Artificial intelligence (AI) is underpinning the future of Internet search, with Google and Microsoft announcing AI capabilities to their search engines this week. As noted in a previous blog post, AI has received substantial investment from cloud platform operators over several years, with Microsoft primarily investing in OpenAI and Google developing AI capabilities internally, as well as making smaller investments in start-ups such as Anthropic. In this article, we unpack Microsoft Prometheus and Google Bard, looking ahead to the future of AI and its place in the workplace.
Microsoft Prometheus
Prometheus, the model behind the new Bing experience announced on Tuesday, is powered by the latest OpenAI large language model, combined with frequently refreshed search data. Microsoft has applied the model to the core search experience, enabling “the largest jump in relevance in two decades” to ensure the accuracy and relevancy of search results. However, we note that the announcement focussed on the chat and content-generation capabilities.
Using the new chat feature in Bing, users can pose complex questions. Microsoft demonstrated potential uses like planning detailed trip itineraries and researching what TV to buy, showing the ability to refine the search until the user is happy with the answer.

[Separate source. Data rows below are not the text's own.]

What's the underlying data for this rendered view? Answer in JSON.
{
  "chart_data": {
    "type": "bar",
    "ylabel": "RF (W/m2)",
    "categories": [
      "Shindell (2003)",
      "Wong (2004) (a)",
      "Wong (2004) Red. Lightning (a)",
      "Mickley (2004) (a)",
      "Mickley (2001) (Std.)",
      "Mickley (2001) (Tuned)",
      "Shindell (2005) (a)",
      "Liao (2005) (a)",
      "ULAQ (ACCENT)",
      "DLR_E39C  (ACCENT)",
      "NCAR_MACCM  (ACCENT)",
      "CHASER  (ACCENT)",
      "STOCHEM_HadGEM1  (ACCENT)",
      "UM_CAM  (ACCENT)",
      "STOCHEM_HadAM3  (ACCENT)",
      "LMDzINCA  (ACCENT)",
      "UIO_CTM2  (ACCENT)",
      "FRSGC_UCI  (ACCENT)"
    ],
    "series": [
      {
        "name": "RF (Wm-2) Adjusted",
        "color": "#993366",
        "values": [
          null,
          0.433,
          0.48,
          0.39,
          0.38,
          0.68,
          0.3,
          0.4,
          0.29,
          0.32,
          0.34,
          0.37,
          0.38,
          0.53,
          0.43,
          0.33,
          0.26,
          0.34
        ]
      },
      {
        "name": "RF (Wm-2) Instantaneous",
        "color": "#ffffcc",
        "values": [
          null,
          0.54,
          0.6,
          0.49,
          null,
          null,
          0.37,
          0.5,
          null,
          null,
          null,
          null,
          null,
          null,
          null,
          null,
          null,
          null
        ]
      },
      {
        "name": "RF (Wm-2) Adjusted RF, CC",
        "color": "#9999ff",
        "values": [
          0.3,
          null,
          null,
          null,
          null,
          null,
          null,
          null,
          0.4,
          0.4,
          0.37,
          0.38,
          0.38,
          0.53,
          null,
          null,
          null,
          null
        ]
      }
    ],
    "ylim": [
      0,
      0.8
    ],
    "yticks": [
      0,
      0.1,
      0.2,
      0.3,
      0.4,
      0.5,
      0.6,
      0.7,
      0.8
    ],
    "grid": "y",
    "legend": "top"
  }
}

Users can also summarize contents of web pages, with earnings reports used as an example in the demonstration on Tuesday. Bing now offers functions similar to ChatGPT, such as composing paragraphs, e-mails or blog posts based on user prompts.
There are, of course, limitations to what it can do. The new Bing experience is quick to remind users that it’s a search engine, not a virtual assistant like Alexa, Cortana or Siri. It even refused to do an impression of 1980s fake-AI television personality Max Headroom (pictured above, as rendered by Stable Diffusion).
Google Bard
Google announced Bard, a conversational AI service, on Monday. The announcement came in a blog post by CEO Sundar Pichai that detailed the company’s history of AI-related research and productization. Mr Pichai noted that Bard will initially use a lighter version of Google’s large language model that needs less computing power and scales easily to more users.

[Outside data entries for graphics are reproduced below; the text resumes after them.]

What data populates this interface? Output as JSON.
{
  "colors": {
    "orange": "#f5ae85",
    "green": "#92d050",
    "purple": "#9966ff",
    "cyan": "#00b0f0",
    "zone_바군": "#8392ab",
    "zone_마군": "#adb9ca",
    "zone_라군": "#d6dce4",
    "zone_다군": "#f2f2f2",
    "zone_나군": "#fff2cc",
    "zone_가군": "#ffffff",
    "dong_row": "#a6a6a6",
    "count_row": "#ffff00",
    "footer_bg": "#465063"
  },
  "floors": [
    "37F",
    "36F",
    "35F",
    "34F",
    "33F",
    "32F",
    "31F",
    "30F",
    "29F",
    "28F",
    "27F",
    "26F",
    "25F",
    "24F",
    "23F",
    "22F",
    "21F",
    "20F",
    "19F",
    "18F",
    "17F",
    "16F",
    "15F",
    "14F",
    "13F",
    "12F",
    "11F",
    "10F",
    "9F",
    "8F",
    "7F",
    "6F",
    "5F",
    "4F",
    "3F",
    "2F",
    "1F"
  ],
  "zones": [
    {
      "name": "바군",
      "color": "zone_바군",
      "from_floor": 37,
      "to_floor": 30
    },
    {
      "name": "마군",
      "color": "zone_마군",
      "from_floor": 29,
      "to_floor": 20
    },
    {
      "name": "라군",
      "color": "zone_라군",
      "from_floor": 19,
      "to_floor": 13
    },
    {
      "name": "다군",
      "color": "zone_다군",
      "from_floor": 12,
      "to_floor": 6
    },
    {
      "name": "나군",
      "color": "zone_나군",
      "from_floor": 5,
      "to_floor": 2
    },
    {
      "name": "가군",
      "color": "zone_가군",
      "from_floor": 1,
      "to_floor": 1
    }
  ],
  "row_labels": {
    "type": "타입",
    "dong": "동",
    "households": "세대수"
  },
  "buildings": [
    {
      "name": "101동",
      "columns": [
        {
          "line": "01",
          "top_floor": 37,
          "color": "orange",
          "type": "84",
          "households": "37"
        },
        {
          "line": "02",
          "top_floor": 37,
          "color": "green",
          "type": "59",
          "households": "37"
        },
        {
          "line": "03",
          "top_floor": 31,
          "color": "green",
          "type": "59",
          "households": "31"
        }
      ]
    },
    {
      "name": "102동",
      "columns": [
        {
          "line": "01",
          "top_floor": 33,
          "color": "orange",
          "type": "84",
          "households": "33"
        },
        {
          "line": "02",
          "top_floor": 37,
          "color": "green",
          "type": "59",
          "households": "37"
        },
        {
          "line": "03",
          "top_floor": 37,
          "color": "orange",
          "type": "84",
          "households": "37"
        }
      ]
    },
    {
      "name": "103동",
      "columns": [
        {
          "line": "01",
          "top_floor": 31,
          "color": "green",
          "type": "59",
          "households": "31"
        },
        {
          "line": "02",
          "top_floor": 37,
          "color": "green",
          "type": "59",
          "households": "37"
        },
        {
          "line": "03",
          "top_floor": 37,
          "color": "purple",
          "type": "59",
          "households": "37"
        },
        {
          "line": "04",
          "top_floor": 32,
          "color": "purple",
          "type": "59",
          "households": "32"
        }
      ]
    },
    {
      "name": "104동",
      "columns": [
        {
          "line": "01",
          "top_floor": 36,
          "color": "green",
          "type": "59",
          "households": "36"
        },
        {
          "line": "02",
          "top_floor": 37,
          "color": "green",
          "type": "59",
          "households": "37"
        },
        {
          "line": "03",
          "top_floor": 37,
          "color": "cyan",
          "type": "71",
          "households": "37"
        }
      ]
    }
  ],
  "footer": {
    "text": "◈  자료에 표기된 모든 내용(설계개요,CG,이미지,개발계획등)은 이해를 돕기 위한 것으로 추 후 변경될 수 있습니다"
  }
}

Google also held an event in Paris on Wednesday, smaller in scope than Microsoft’s, where it announced relatively iterative upgrades to its existing products. The function attracting the most attention is “multisearch”, an AI-powered visual search system. It allows users to take a photo of what they want to search for alongside a text query, providing a modest upgrade to the capabilities of Google Lens.
The planned live demonstration of this at the event was abruptly skipped as the demo phone was missing. Also, a promotional video for Bard showed an incorrect answer, claiming that the James Webb Space Telescope was the first to photograph a planet outside our solar system, when in fact, the European Southern Observatory’s Very Large Telescope did this in 2004.
AI the Right Way
The incorrect answer publicly broadcast by Google Bard highlights concern about accuracy, or lack thereof. Information generated by AI has often been unreliable — it will be essential for users to independently review the accuracy of generated information.
AI ethics and regulations are becoming increasingly crucial as the technology becomes more widely used and integrated in society and business. Important considerations such as accountability and transparency, bias and discrimination, misinformation, security and privacy need to be addressed. Microsoft learned this in 2016 with its AI chat bot Tay, which was deactivated 16 hours after its launch for generating racist and offensive content.
In this rapidly evolving market, the real challenge will be the speed of these developments. It’s essential that the likes of Microsoft and Google put robust safeguards in place to ensure the technology is used in an ethical and responsible way. For example, Microsoft’s Office of Responsible AI was founded in early 2019 and works with OpenAI to engineer the necessary measures against harmful and abusive content. For its part, Google published a set of principles in 2018 to guide the responsible development and productization of AI.
Unlocking the Potential for the Workplace
Google and Microsoft appear to be focussed on the consumer market, but we shouldn’t forget that enterprises are looking for ways to stay ahead in the market and accelerate innovation. These recent advances in AI search tools have potential, and we expect they will play an important role in the future of the workplace, helping to improve productivity and streamline work processes.
Organizations are increasingly looking for ways to do more with less, and AI technology provides a solution to help employees find the information they need, saving time and increasing efficiency. However, it could be some time before AI search tools are embedded into businesses at a deep level — especially considering the risks of inaccuracies and the challenges of ethics and regulation such as intellectual property rights.
This technology is still in its infancy, and we can only imagine where it might take us in five, 10 or 20 years. We can be sure that it’ll change the way we research, develop and structure content in the future, facilitating differentiation and commercial opportunities.